Kemal Atatürk must be spinning in his grave, for his people have narrowly given Recep Tayyip Erdogan, Turkey’s Islamist President, a victory in a referendum vote. I’m leaving New Zealand in a few hours, and won’t bother you with the details (see them at the New York Times), but the referendum expands Erdogan’s powers, making this odious man even more of a tyrant than he is. As the Times notes:
The constitutional change, if it stands, will allow the winner of the 2019 presidential election to assume full control of the government, ending the current parliamentary political system.

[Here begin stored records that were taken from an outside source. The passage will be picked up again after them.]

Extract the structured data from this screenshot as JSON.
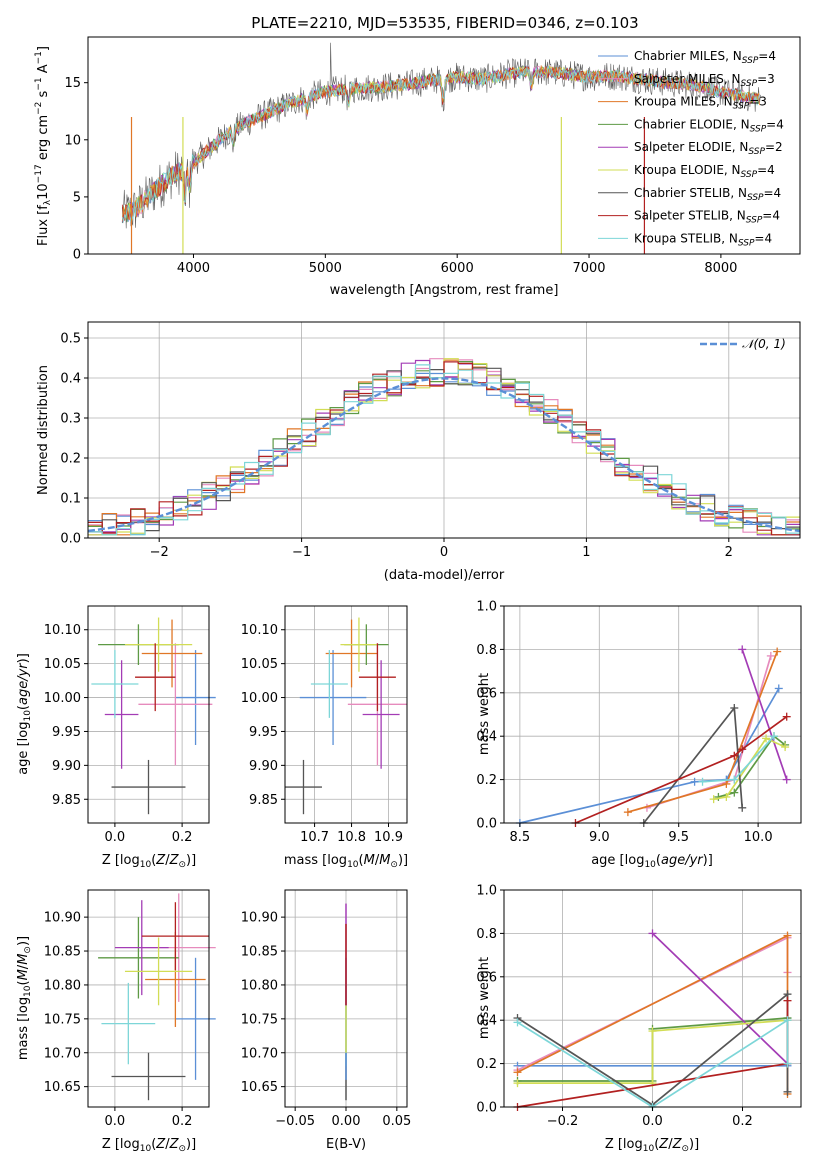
{
  "chart_data": [
    {
      "type": "line",
      "title": "PLATE=2210, MJD=53535, FIBERID=0346, z=0.103",
      "xlabel": "wavelength [Angstrom, rest frame]",
      "ylabel": "Flux [f_λ10^-17 erg cm^-2 s^-1 A^-1]",
      "xlim": [
        3200,
        8600
      ],
      "ylim": [
        0,
        19
      ],
      "xticks": [
        4000,
        5000,
        6000,
        7000,
        8000
      ],
      "yticks": [
        0,
        5,
        10,
        15
      ],
      "grid": false,
      "legend_position": "right",
      "spectrum_anchors": {
        "x": [
          3460,
          3550,
          3700,
          3850,
          3950,
          4100,
          4250,
          4400,
          4600,
          4800,
          5000,
          5200,
          5400,
          5600,
          5800,
          6000,
          6200,
          6400,
          6600,
          6800,
          7000,
          7200,
          7400,
          7600,
          7800,
          8000,
          8300
        ],
        "y": [
          3.5,
          3.8,
          5.5,
          7,
          7.5,
          9,
          10.5,
          11.5,
          12.5,
          13.5,
          14.2,
          14.5,
          14.6,
          14.8,
          15.2,
          15.5,
          15.3,
          15.8,
          16,
          15.8,
          15.5,
          15.6,
          15.3,
          15,
          14.8,
          14.2,
          13.5
        ]
      },
      "series": [
        {
          "name": "Chabrier MILES, N_SSP=4",
          "name_main": "Chabrier MILES, N",
          "name_sub": "SSP",
          "name_tail": "=4",
          "color": "#5b8fd6"
        },
        {
          "name": "Salpeter MILES, N_SSP=3",
          "name_main": "Salpeter MILES, N",
          "name_sub": "SSP",
          "name_tail": "=3",
          "color": "#e68bbd"
        },
        {
          "name": "Kroupa MILES, N_SSP=3",
          "name_main": "Kroupa MILES, N",
          "name_sub": "SSP",
          "name_tail": "=3",
          "color": "#e07727"
        },
        {
          "name": "Chabrier ELODIE, N_SSP=4",
          "name_main": "Chabrier ELODIE, N",
          "name_sub": "SSP",
          "name_tail": "=4",
          "color": "#5e9a45"
        },
        {
          "name": "Salpeter ELODIE, N_SSP=2",
          "name_main": "Salpeter ELODIE, N",
          "name_sub": "SSP",
          "name_tail": "=2",
          "color": "#a33cb5"
        },
        {
          "name": "Kroupa ELODIE, N_SSP=4",
          "name_main": "Kroupa ELODIE, N",
          "name_sub": "SSP",
          "name_tail": "=4",
          "color": "#d2dd55"
        },
        {
          "name": "Chabrier STELIB, N_SSP=4",
          "name_main": "Chabrier STELIB, N",
          "name_sub": "SSP",
          "name_tail": "=4",
          "color": "#555555"
        },
        {
          "name": "Salpeter STELIB, N_SSP=4",
          "name_main": "Salpeter STELIB, N",
          "name_sub": "SSP",
          "name_tail": "=4",
          "color": "#b22020"
        },
        {
          "name": "Kroupa STELIB, N_SSP=4",
          "name_main": "Kroupa STELIB, N",
          "name_sub": "SSP",
          "name_tail": "=4",
          "color": "#7dd6d8"
        }
      ]
    },
    {
      "type": "area",
      "xlabel": "(data-model)/error",
      "ylabel": "Normed distribution",
      "xlim": [
        -2.5,
        2.5
      ],
      "ylim": [
        0,
        0.54
      ],
      "xticks": [
        -2,
        -1,
        0,
        1,
        2
      ],
      "yticks": [
        0.0,
        0.1,
        0.2,
        0.3,
        0.4,
        0.5
      ],
      "grid": true,
      "legend": "𝒩(0, 1)",
      "legend_position": "top-right",
      "bin_width": 0.1,
      "reference_curve": "normal(0,1)"
    },
    {
      "type": "scatter",
      "xlabel": "Z [log10(Z/Z⊙)]",
      "ylabel": "age [log10(age/yr)]",
      "xlim": [
        -0.08,
        0.28
      ],
      "ylim": [
        9.815,
        10.135
      ],
      "xticks": [
        0.0,
        0.2
      ],
      "yticks": [
        9.85,
        9.9,
        9.95,
        10.0,
        10.05,
        10.1
      ],
      "grid": true,
      "points": [
        {
          "x": 0.24,
          "y": 10.0,
          "xerr": 0.06,
          "yerr": 0.07,
          "color": "#5b8fd6"
        },
        {
          "x": 0.18,
          "y": 9.99,
          "xerr": 0.11,
          "yerr": 0.09,
          "color": "#e68bbd"
        },
        {
          "x": 0.17,
          "y": 10.065,
          "xerr": 0.09,
          "yerr": 0.05,
          "color": "#e07727"
        },
        {
          "x": 0.07,
          "y": 10.078,
          "xerr": 0.12,
          "yerr": 0.03,
          "color": "#5e9a45"
        },
        {
          "x": 0.02,
          "y": 9.975,
          "xerr": 0.05,
          "yerr": 0.08,
          "color": "#a33cb5"
        },
        {
          "x": 0.13,
          "y": 10.078,
          "xerr": 0.1,
          "yerr": 0.04,
          "color": "#d2dd55"
        },
        {
          "x": 0.1,
          "y": 9.868,
          "xerr": 0.11,
          "yerr": 0.04,
          "color": "#555555"
        },
        {
          "x": 0.12,
          "y": 10.03,
          "xerr": 0.06,
          "yerr": 0.05,
          "color": "#b22020"
        },
        {
          "x": 0.0,
          "y": 10.02,
          "xerr": 0.07,
          "yerr": 0.05,
          "color": "#7dd6d8"
        }
      ]
    },
    {
      "type": "scatter",
      "xlabel": "mass [log10(M/M⊙)]",
      "ylabel": "",
      "xlim": [
        10.62,
        10.95
      ],
      "ylim": [
        9.815,
        10.135
      ],
      "xticks": [
        10.7,
        10.8,
        10.9
      ],
      "yticks": [
        9.85,
        9.9,
        9.95,
        10.0,
        10.05,
        10.1
      ],
      "grid": true,
      "points": [
        {
          "x": 10.75,
          "y": 10.0,
          "xerr": 0.09,
          "yerr": 0.07,
          "color": "#5b8fd6"
        },
        {
          "x": 10.87,
          "y": 9.99,
          "xerr": 0.08,
          "yerr": 0.09,
          "color": "#e68bbd"
        },
        {
          "x": 10.8,
          "y": 10.065,
          "xerr": 0.07,
          "yerr": 0.05,
          "color": "#e07727"
        },
        {
          "x": 10.84,
          "y": 10.078,
          "xerr": 0.06,
          "yerr": 0.03,
          "color": "#5e9a45"
        },
        {
          "x": 10.88,
          "y": 9.975,
          "xerr": 0.05,
          "yerr": 0.08,
          "color": "#a33cb5"
        },
        {
          "x": 10.82,
          "y": 10.078,
          "xerr": 0.05,
          "yerr": 0.04,
          "color": "#d2dd55"
        },
        {
          "x": 10.67,
          "y": 9.868,
          "xerr": 0.05,
          "yerr": 0.04,
          "color": "#555555"
        },
        {
          "x": 10.87,
          "y": 10.03,
          "xerr": 0.05,
          "yerr": 0.05,
          "color": "#b22020"
        },
        {
          "x": 10.74,
          "y": 10.02,
          "xerr": 0.05,
          "yerr": 0.05,
          "color": "#7dd6d8"
        }
      ]
    },
    {
      "type": "line",
      "xlabel": "age [log10(age/yr)]",
      "ylabel": "mass weight",
      "xlim": [
        8.4,
        10.27
      ],
      "ylim": [
        0,
        1
      ],
      "xticks": [
        8.5,
        9.0,
        9.5,
        10.0
      ],
      "yticks": [
        0.0,
        0.2,
        0.4,
        0.6,
        0.8,
        1.0
      ],
      "grid": true,
      "series": [
        {
          "color": "#5b8fd6",
          "x": [
            8.5,
            9.6,
            9.8,
            10.13
          ],
          "y": [
            0.0,
            0.19,
            0.2,
            0.62
          ]
        },
        {
          "color": "#e68bbd",
          "x": [
            9.3,
            9.85,
            10.08
          ],
          "y": [
            0.07,
            0.2,
            0.77
          ]
        },
        {
          "color": "#e07727",
          "x": [
            9.18,
            9.8,
            10.12
          ],
          "y": [
            0.05,
            0.18,
            0.79
          ]
        },
        {
          "color": "#5e9a45",
          "x": [
            9.75,
            9.85,
            10.1,
            10.17
          ],
          "y": [
            0.12,
            0.14,
            0.4,
            0.36
          ]
        },
        {
          "color": "#a33cb5",
          "x": [
            9.9,
            10.18
          ],
          "y": [
            0.8,
            0.2
          ]
        },
        {
          "color": "#d2dd55",
          "x": [
            9.72,
            9.8,
            10.05,
            10.17
          ],
          "y": [
            0.11,
            0.12,
            0.39,
            0.35
          ]
        },
        {
          "color": "#555555",
          "x": [
            9.28,
            9.85,
            9.9
          ],
          "y": [
            0.0,
            0.53,
            0.07
          ]
        },
        {
          "color": "#b22020",
          "x": [
            8.85,
            9.85,
            9.9,
            10.18
          ],
          "y": [
            0.0,
            0.31,
            0.34,
            0.49
          ]
        },
        {
          "color": "#7dd6d8",
          "x": [
            9.65,
            9.85,
            10.1
          ],
          "y": [
            0.19,
            0.2,
            0.4
          ]
        }
      ]
    },
    {
      "type": "scatter",
      "xlabel": "Z [log10(Z/Z⊙)]",
      "ylabel": "mass [log10(M/M⊙)]",
      "xlim": [
        -0.08,
        0.28
      ],
      "ylim": [
        10.62,
        10.94
      ],
      "xticks": [
        0.0,
        0.2
      ],
      "yticks": [
        10.65,
        10.7,
        10.75,
        10.8,
        10.85,
        10.9
      ],
      "grid": true,
      "points": [
        {
          "x": 0.24,
          "y": 10.75,
          "xerr": 0.06,
          "yerr": 0.09,
          "color": "#5b8fd6"
        },
        {
          "x": 0.19,
          "y": 10.855,
          "xerr": 0.11,
          "yerr": 0.08,
          "color": "#e68bbd"
        },
        {
          "x": 0.18,
          "y": 10.808,
          "xerr": 0.09,
          "yerr": 0.07,
          "color": "#e07727"
        },
        {
          "x": 0.07,
          "y": 10.84,
          "xerr": 0.12,
          "yerr": 0.06,
          "color": "#5e9a45"
        },
        {
          "x": 0.08,
          "y": 10.855,
          "xerr": 0.08,
          "yerr": 0.07,
          "color": "#a33cb5"
        },
        {
          "x": 0.13,
          "y": 10.82,
          "xerr": 0.1,
          "yerr": 0.05,
          "color": "#d2dd55"
        },
        {
          "x": 0.1,
          "y": 10.665,
          "xerr": 0.11,
          "yerr": 0.035,
          "color": "#555555"
        },
        {
          "x": 0.18,
          "y": 10.872,
          "xerr": 0.1,
          "yerr": 0.05,
          "color": "#b22020"
        },
        {
          "x": 0.04,
          "y": 10.743,
          "xerr": 0.08,
          "yerr": 0.06,
          "color": "#7dd6d8"
        }
      ]
    },
    {
      "type": "scatter",
      "xlabel": "E(B-V)",
      "ylabel": "",
      "xlim": [
        -0.06,
        0.06
      ],
      "ylim": [
        10.62,
        10.94
      ],
      "xticks": [
        -0.05,
        0.0,
        0.05
      ],
      "yticks": [
        10.65,
        10.7,
        10.75,
        10.8,
        10.85,
        10.9
      ],
      "grid": true,
      "segments": [
        {
          "color": "#555555",
          "x": 0.0,
          "y0": 10.63,
          "y1": 10.7
        },
        {
          "color": "#7dd6d8",
          "x": 0.0,
          "y0": 10.68,
          "y1": 10.8
        },
        {
          "color": "#5b8fd6",
          "x": 0.0,
          "y0": 10.66,
          "y1": 10.84
        },
        {
          "color": "#d2dd55",
          "x": 0.0,
          "y0": 10.7,
          "y1": 10.77
        },
        {
          "color": "#a33cb5",
          "x": 0.0,
          "y0": 10.77,
          "y1": 10.92
        },
        {
          "color": "#b22020",
          "x": 0.0,
          "y0": 10.77,
          "y1": 10.89
        }
      ]
    },
    {
      "type": "line",
      "xlabel": "Z [log10(Z/Z⊙)]",
      "ylabel": "mass weight",
      "xlim": [
        -0.33,
        0.33
      ],
      "ylim": [
        0,
        1
      ],
      "xticks": [
        -0.2,
        0.0,
        0.2
      ],
      "yticks": [
        0.0,
        0.2,
        0.4,
        0.6,
        0.8,
        1.0
      ],
      "grid": true,
      "series": [
        {
          "color": "#5b8fd6",
          "x": [
            -0.3,
            0.0,
            0.3,
            0.3
          ],
          "y": [
            0.19,
            0.19,
            0.19,
            0.41
          ]
        },
        {
          "color": "#e68bbd",
          "x": [
            -0.3,
            0.3,
            0.3
          ],
          "y": [
            0.17,
            0.78,
            0.62
          ]
        },
        {
          "color": "#e07727",
          "x": [
            -0.3,
            0.3,
            0.3
          ],
          "y": [
            0.16,
            0.79,
            0.06
          ]
        },
        {
          "color": "#5e9a45",
          "x": [
            -0.3,
            0.0,
            0.0,
            0.3
          ],
          "y": [
            0.12,
            0.12,
            0.36,
            0.41
          ]
        },
        {
          "color": "#a33cb5",
          "x": [
            0.0,
            0.3
          ],
          "y": [
            0.8,
            0.2
          ]
        },
        {
          "color": "#d2dd55",
          "x": [
            -0.3,
            0.0,
            0.0,
            0.3
          ],
          "y": [
            0.11,
            0.11,
            0.35,
            0.4
          ]
        },
        {
          "color": "#555555",
          "x": [
            -0.3,
            0.0,
            0.3,
            0.3
          ],
          "y": [
            0.41,
            0.01,
            0.52,
            0.07
          ]
        },
        {
          "color": "#b22020",
          "x": [
            -0.3,
            0.3,
            0.3
          ],
          "y": [
            0.0,
            0.2,
            0.49
          ]
        },
        {
          "color": "#7dd6d8",
          "x": [
            -0.3,
            0.0,
            0.3,
            0.3
          ],
          "y": [
            0.39,
            0.0,
            0.4,
            0.2
          ]
        }
      ]
    }
  ]
}
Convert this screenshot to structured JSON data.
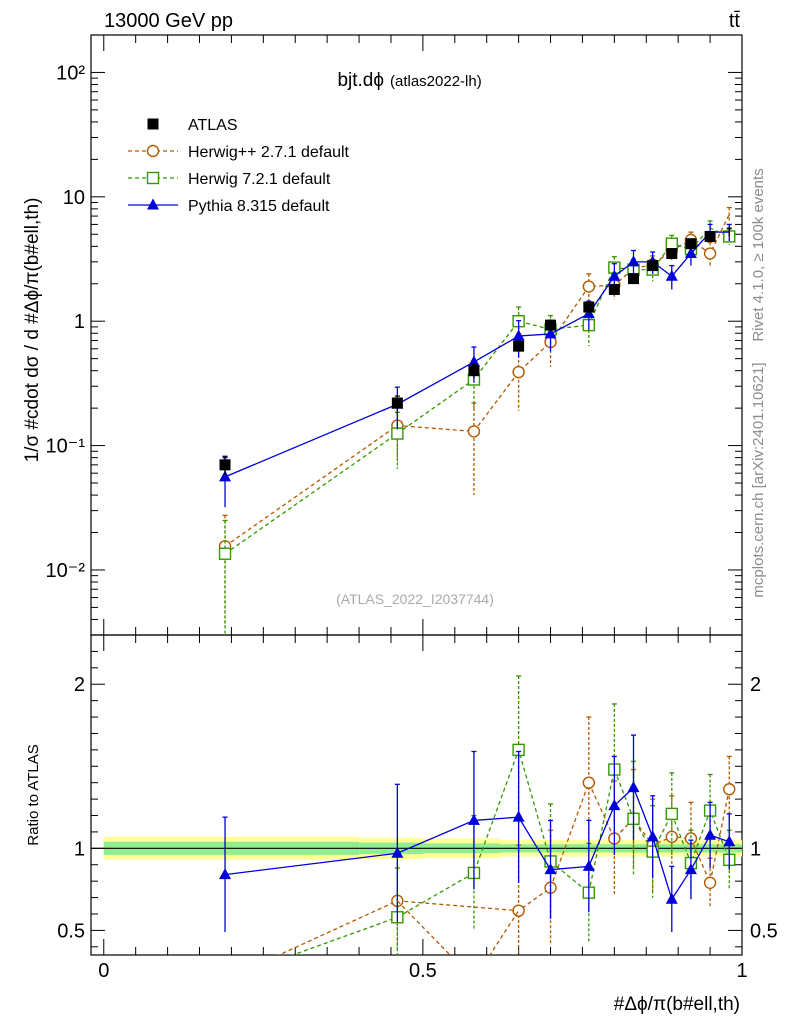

The ramifications, however, would be immediate. The “yes” vote in the referendum would be a validation of the current leadership style of Mr. Erdogan, who has been acting as a de facto head of government since his election in 2014 despite having no constitutional right to wield such power. The office of the president was meant to be an impartial role that lacks full executive authority.
The result would tighten Mr. Erdogan’s grip on the country, which is one of the leading external actors in the Syrian civil war, a major way station along the migration routes to Europe and a crucial Middle Eastern partner of the United States and Russia.
And the changes allow Erdogan to be president for up to 15 more years! From the NYT:
The new system will, among other changes:
• Abolish the post of prime minister and transfer executive power to the president.
• Allow the newly empowered president to issue decrees and appoint many of the judges and officials responsible for scrutinizing his decisions.
• Limit the president to two five-year terms, but give the option of running for a third term if Parliament truncates the second one by calling for early elections.
• Allow the president to order disciplinary inquiries into any of Turkey’s 3.5 million civil servants, according to an analysis by the head of the Turkish Bar Association.
When I first heard this I thought, “Well. the Turkish people are now going to get what they deserve,” but then I remembered Donald Trump, whom nobody deserves, and I also suspect that reports of rigged voting in Turkey are correct. And I remembered my progressive Turkish friends, and how horrified they must be today.
Why would people in a democracy vote against that democracy? I don’t know enough about Turkish politics to speculate.